Players burn out, it happens all the time. I and managers have to work with them psychologically - someone has to do it, and you are always with you, you know everything about them. Players may have depression, they may not get enough sleep and just physically burn out when they participate in tournament after tournament. They do not have enough rest, silence, unloading. For them, each autograph session is a huge stress.

You don’t need to invite people to the official channel of the organization Virtus.pro, which has a huge fan base around the world: it’s enough to say that the channel has appeared and it will immediately have a lot of subscribers. They watch everything, and this is a much more responsive audience. With our own channel, which my husband and I are doing entirely, a little differently: you must somehow call people there. The public is spoiled, it requires a certain level of quality: very stupid people do not play Dotu.

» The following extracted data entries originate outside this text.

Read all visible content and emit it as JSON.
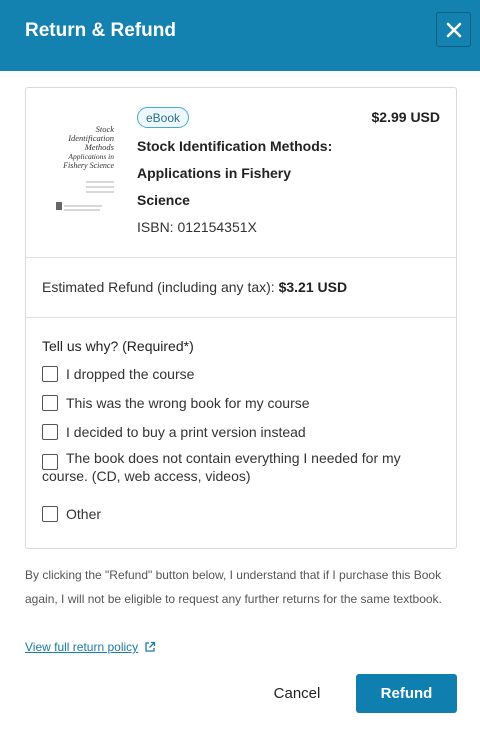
{
  "header": {
    "title": "Return & Refund",
    "close_icon": "close-icon"
  },
  "book": {
    "cover": {
      "title_lines": [
        "Stock",
        "Identification",
        "Methods",
        "Applications in",
        "Fishery Science"
      ]
    },
    "badge": "eBook",
    "price": "$2.99 USD",
    "title": "Stock Identification Methods: Applications in Fishery Science",
    "isbn": "ISBN: 012154351X"
  },
  "refund": {
    "label": "Estimated Refund (including any tax): ",
    "amount": "$3.21 USD"
  },
  "reasons": {
    "label": "Tell us why? (Required*)",
    "options": [
      "I dropped the course",
      "This was the wrong book for my course",
      "I decided to buy a print version instead",
      "The book does not contain everything I needed for my course. (CD, web access, videos)",
      "Other"
    ]
  },
  "disclaimer": "By clicking the \"Refund\" button below, I understand that if I purchase this Book again, I will not be eligible to request any further returns for the same textbook.",
  "policy_link": {
    "label": "View full return policy",
    "icon": "external-link-icon"
  },
  "actions": {
    "cancel": "Cancel",
    "refund": "Refund"
  },
  "colors": {
    "header": "#1482b1",
    "primary_button": "#0f7fb0",
    "link": "#1a7ba8"
  }
}
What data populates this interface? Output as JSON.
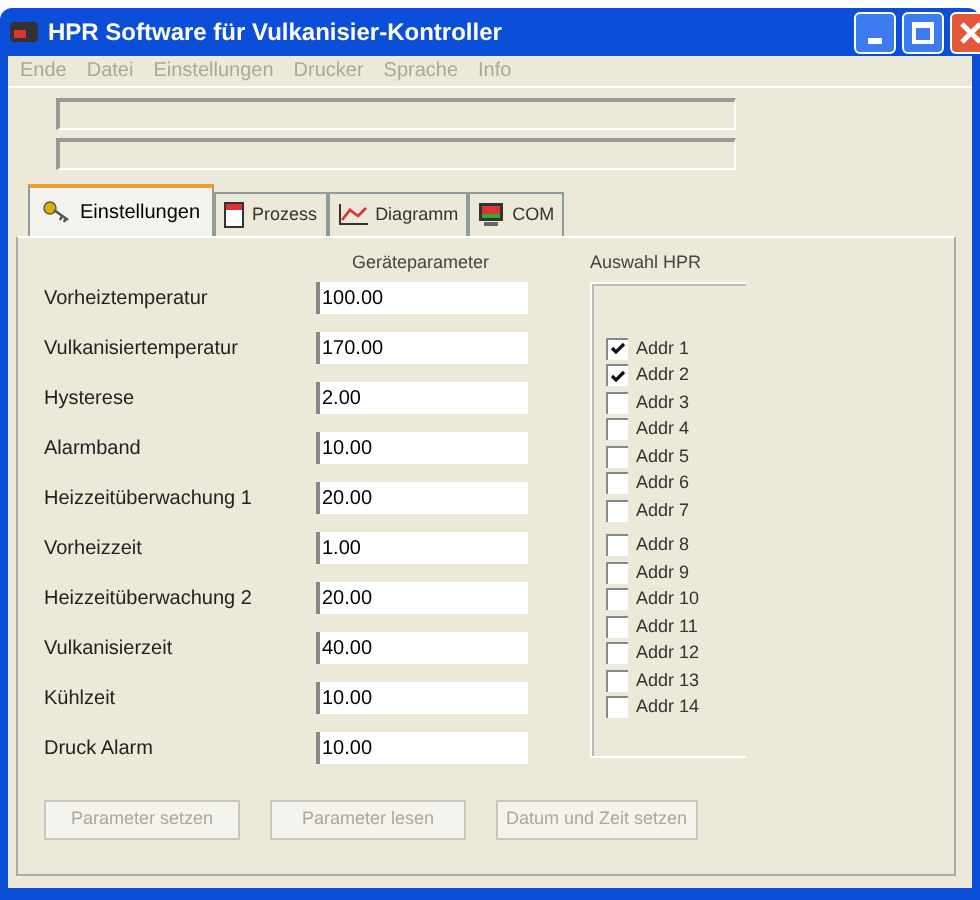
{
  "window": {
    "title": "HPR Software für Vulkanisier-Kontroller"
  },
  "menu": [
    {
      "label": "Ende",
      "disabled": true
    },
    {
      "label": "Datei",
      "disabled": true
    },
    {
      "label": "Einstellungen",
      "disabled": true
    },
    {
      "label": "Drucker",
      "disabled": true
    },
    {
      "label": "Sprache",
      "disabled": true
    },
    {
      "label": "Info",
      "disabled": true
    }
  ],
  "tabs": [
    {
      "label": "Einstellungen",
      "selected": true,
      "kind": "key"
    },
    {
      "label": "Prozess",
      "selected": false,
      "kind": "page"
    },
    {
      "label": "Diagramm",
      "selected": false,
      "kind": "chart"
    },
    {
      "label": "COM",
      "selected": false,
      "kind": "monitor"
    }
  ],
  "parameters_heading": "Geräteparameter",
  "parameters": [
    {
      "label": "Vorheiztemperatur",
      "value": "100.00"
    },
    {
      "label": "Vulkanisiertemperatur",
      "value": "170.00"
    },
    {
      "label": "Hysterese",
      "value": "2.00"
    },
    {
      "label": "Alarmband",
      "value": "10.00"
    },
    {
      "label": "Heizzeitüberwachung 1",
      "value": "20.00"
    },
    {
      "label": "Vorheizzeit",
      "value": "1.00"
    },
    {
      "label": "Heizzeitüberwachung 2",
      "value": "20.00"
    },
    {
      "label": "Vulkanisierzeit",
      "value": "40.00"
    },
    {
      "label": "Kühlzeit",
      "value": "10.00"
    },
    {
      "label": "Druck Alarm",
      "value": "10.00"
    }
  ],
  "hpr_heading": "Auswahl HPR",
  "addresses": [
    {
      "label": "Addr 1",
      "checked": true
    },
    {
      "label": "Addr 2",
      "checked": true
    },
    {
      "label": "Addr 3",
      "checked": false
    },
    {
      "label": "Addr 4",
      "checked": false
    },
    {
      "label": "Addr 5",
      "checked": false
    },
    {
      "label": "Addr 6",
      "checked": false
    },
    {
      "label": "Addr 7",
      "checked": false
    },
    {
      "label": "Addr 8",
      "checked": false
    },
    {
      "label": "Addr 9",
      "checked": false
    },
    {
      "label": "Addr 10",
      "checked": false
    },
    {
      "label": "Addr 11",
      "checked": false
    },
    {
      "label": "Addr 12",
      "checked": false
    },
    {
      "label": "Addr 13",
      "checked": false
    },
    {
      "label": "Addr 14",
      "checked": false
    }
  ],
  "buttons": [
    {
      "label": "Parameter setzen",
      "disabled": true
    },
    {
      "label": "Parameter lesen",
      "disabled": true
    },
    {
      "label": "Datum und Zeit setzen",
      "disabled": true
    }
  ]
}
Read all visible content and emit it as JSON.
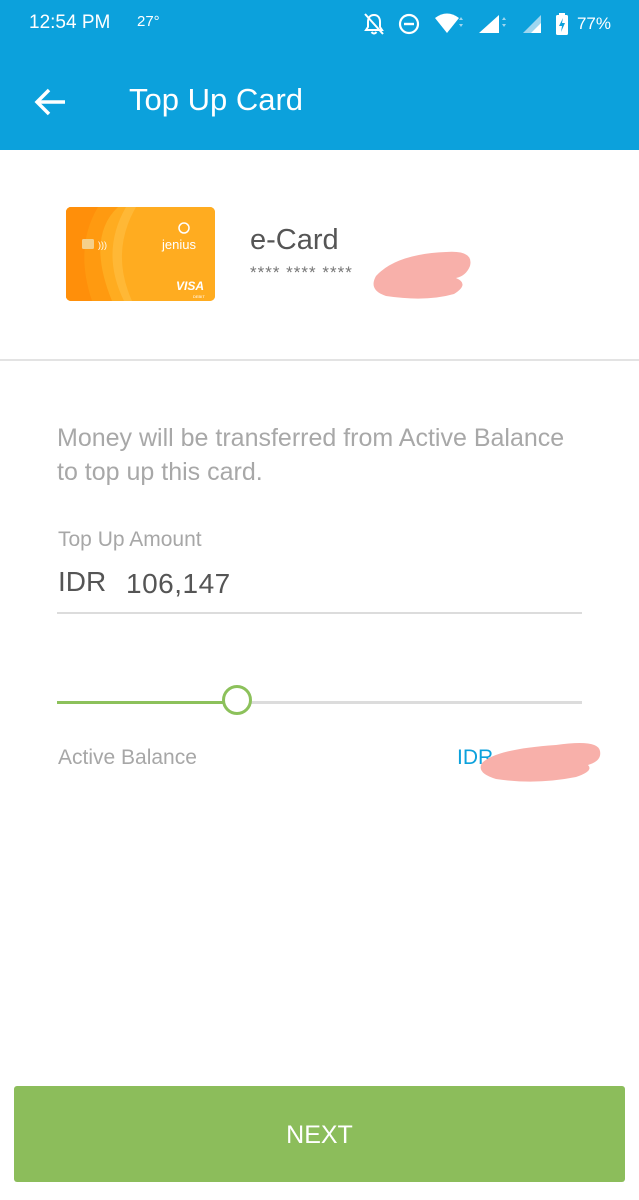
{
  "status_bar": {
    "time": "12:54 PM",
    "temperature": "27°",
    "battery": "77%",
    "icons": [
      "notifications-off-icon",
      "do-not-disturb-icon",
      "wifi-icon",
      "signal-icon",
      "signal-icon-2",
      "battery-charging-icon"
    ]
  },
  "app_bar": {
    "title": "Top Up Card",
    "back_icon": "arrow-left-icon"
  },
  "card": {
    "name": "e-Card",
    "number_masked": "**** **** ****",
    "brand": "jenius",
    "network": "VISA",
    "network_sub": "DEBIT",
    "color": "#ffac20"
  },
  "info_text": "Money will be transferred from Active Balance to top up this card.",
  "amount": {
    "label": "Top Up Amount",
    "currency": "IDR",
    "value": "106,147"
  },
  "slider": {
    "fraction": 0.342
  },
  "balance": {
    "label": "Active Balance",
    "value": "IDR"
  },
  "next_button": {
    "label": "NEXT"
  },
  "colors": {
    "primary": "#0ca1dc",
    "accent_green": "#8cbd5b",
    "redaction": "#f8b0aa"
  }
}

At the same time, there are a lot of caustic comments on Virtus.pro, and there is almost no such thing on my channel. Why - it is not clear. Probably, there is a difference - to write nasty things of a big organization or in person. But we must remember that these are only commentators, and the community as a whole is much broader, and those who like everything, most often do not write anything.

In the industry itself, I almost did not come across sexism, but I’m rather lucky because prejudices remain. There are male commentators who frankly speak badly about female commentators. Male analysts are about female analysts. Pro male players are about female pro players. Women's eSports community, in truth, is developed so-so, and this is primarily their problem. There are bright players, but they often go into analytics, become good leaders and commentators - it’s easier for women. Professionals everywhere will find their use.

When I just started to run the channel of Virtus.pro, kilometer letters came on the topic “How could you take this woman? She doesn’t understand anything in DotA”. But a year and a half passed, and it was all over. Players from the team at first just looked at me as an alien: "Why does she follow us with a microphone?" But it was the first week, until they passed the stress. Now we, of course, are friends and celebrate holidays together. I spend with them almost every day - out of work, out of business trips.

Watch the video: 10 Types of Brawl Stars Players (May 2024).